How do we solve these twin problems simultaneously?This is what a paper is about Jensen et al. (2023) Try to solve (see also demo here). A clear solution is to use instrumental variables, but finding valid instruments is problematic because most factors associated with mental illness are also directly related to food insecurity. Furthermore, measurement error is more problematic when the key exposure variable (in this case, the presence of a mental illness) is binary.

The solution used by the author is adopted in Creed and Hill (2009) and Kreider et al. (2012). They applied these methods to data from the National Health Interview Survey (NHIS). They focused on patients who self-reported “nonspecific psychological distress (NPD),” according to the Centers for Disease Control and Prevention. Kessler (K-6) Scale.

In a standard OLS regression model (see below), endogeneity may exist because the “treatment” (mental illness) may be correlated with the error term. Furthermore, the measurement of mental health status (D) is subject to uncertainty.For example, let D* It equals 1 if the individual is indeed suffering from mental distress and 0 otherwise.However, the researchers only observed Dwhich is self-reported distress.

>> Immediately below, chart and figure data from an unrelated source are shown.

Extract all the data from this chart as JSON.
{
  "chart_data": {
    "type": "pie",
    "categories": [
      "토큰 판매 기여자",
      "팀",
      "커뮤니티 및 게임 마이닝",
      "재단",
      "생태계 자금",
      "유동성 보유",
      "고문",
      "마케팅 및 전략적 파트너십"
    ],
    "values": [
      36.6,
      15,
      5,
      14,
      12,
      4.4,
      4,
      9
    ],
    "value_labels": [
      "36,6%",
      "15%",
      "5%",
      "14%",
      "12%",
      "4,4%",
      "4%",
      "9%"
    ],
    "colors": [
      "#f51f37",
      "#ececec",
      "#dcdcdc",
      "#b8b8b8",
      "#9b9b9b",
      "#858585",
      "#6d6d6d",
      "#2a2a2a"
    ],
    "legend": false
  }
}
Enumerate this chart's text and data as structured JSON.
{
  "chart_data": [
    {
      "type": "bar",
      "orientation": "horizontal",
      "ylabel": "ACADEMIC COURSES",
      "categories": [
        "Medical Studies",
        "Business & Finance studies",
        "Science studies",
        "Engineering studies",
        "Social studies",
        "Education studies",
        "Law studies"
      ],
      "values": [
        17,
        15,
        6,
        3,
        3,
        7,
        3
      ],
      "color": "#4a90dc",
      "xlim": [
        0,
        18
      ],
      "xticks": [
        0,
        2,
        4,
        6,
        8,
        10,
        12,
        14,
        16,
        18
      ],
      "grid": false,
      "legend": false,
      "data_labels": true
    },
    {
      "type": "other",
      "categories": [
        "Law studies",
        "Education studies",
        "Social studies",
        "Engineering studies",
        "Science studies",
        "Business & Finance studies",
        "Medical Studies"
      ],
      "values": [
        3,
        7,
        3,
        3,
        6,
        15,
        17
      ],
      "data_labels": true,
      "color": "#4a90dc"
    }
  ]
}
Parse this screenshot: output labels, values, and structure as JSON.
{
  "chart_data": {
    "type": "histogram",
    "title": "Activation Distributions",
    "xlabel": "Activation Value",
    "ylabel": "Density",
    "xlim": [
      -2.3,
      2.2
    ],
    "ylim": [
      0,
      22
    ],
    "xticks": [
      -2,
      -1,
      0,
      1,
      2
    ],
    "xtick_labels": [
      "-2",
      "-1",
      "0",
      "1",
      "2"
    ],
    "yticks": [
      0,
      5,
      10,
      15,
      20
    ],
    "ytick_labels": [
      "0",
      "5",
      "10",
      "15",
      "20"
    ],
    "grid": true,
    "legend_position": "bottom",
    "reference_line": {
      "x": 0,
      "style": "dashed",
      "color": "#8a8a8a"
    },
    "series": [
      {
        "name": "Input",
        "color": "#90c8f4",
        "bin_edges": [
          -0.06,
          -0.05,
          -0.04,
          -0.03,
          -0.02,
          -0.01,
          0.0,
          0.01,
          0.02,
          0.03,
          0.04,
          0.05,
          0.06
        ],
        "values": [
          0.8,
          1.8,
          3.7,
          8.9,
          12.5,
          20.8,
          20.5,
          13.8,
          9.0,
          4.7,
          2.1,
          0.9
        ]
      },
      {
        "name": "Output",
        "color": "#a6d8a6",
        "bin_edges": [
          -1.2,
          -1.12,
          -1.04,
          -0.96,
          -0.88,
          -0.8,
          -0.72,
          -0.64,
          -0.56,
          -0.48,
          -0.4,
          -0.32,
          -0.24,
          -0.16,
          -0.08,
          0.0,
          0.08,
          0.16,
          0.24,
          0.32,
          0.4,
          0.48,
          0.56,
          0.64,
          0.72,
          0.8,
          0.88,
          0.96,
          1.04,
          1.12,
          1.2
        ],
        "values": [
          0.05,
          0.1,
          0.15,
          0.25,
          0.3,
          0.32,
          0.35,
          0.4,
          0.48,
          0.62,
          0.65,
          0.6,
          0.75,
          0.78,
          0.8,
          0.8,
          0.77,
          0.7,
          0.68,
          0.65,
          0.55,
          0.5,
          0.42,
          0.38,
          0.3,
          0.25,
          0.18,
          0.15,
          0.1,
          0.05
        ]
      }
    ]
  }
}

A key way researchers have solved this problem is by using part identification methods. The goal is to estimate the following average treatment effect (ATE):

In this equation, Y(D* = 1) Represents potential food security outcomes for adults in distress; Y(D* = 0) Represents food security outcomes when adults are not in distress.

I guess there is something wrong with this equation. To understand why, let's break down these values.let us assume P(Y=1|D*=1)=P(Y(1)=1|D*=1)*P(D*=1). If the true odds of mental distress—P(D*=1)——If known, this quantity can be estimated.However, the term phosphorus[Y(1)=1|D*=0]because it estimates counterfactuals that are unobserved in the data (i.e., the food security levels of individuals without mental illness if they did have mental illness).

The second problem is that we don't really observe D*, so the first term is inestimable.The authors break the term down into evaluable components [i.e., P(Y=1,D=1)] and measurement error term. Because sigma is often present in mental illness, it is likely that mental illness is underdiagnosed rather than overdiagnosed.The authors claim that once it can be assumed that there are no false positives, then θ1+=θ0+=0. The authors also assumed that the ratio of true to observed nonspecific psychiatric disorders was the same as that reported for all types of psychiatric disorders. To do this, they use data reported by SAMHSA.

It also imposes 3 different types of assumptions:

  • Monotonic Processing Selection (MTS). This means that people who actually suffer from mental illness are (marginally) less likely to be food insecure than people who don't actually have mental illness.
  • Monotone Instrumental Variable (MIV). Here, they hypothesize that people living in areas with fewer food stores are (weakly) less likely to be food secure.
  • Monotonic treatment response (MTR). On average, psychological distress does not improve food security.

Using these methods, the authors found:

Applying relatively weak monotonicity assumptions to the underlying food security outcomes, we find that mitigating SMI would increase food security rates by at least 9.5 percentage points, or 15%.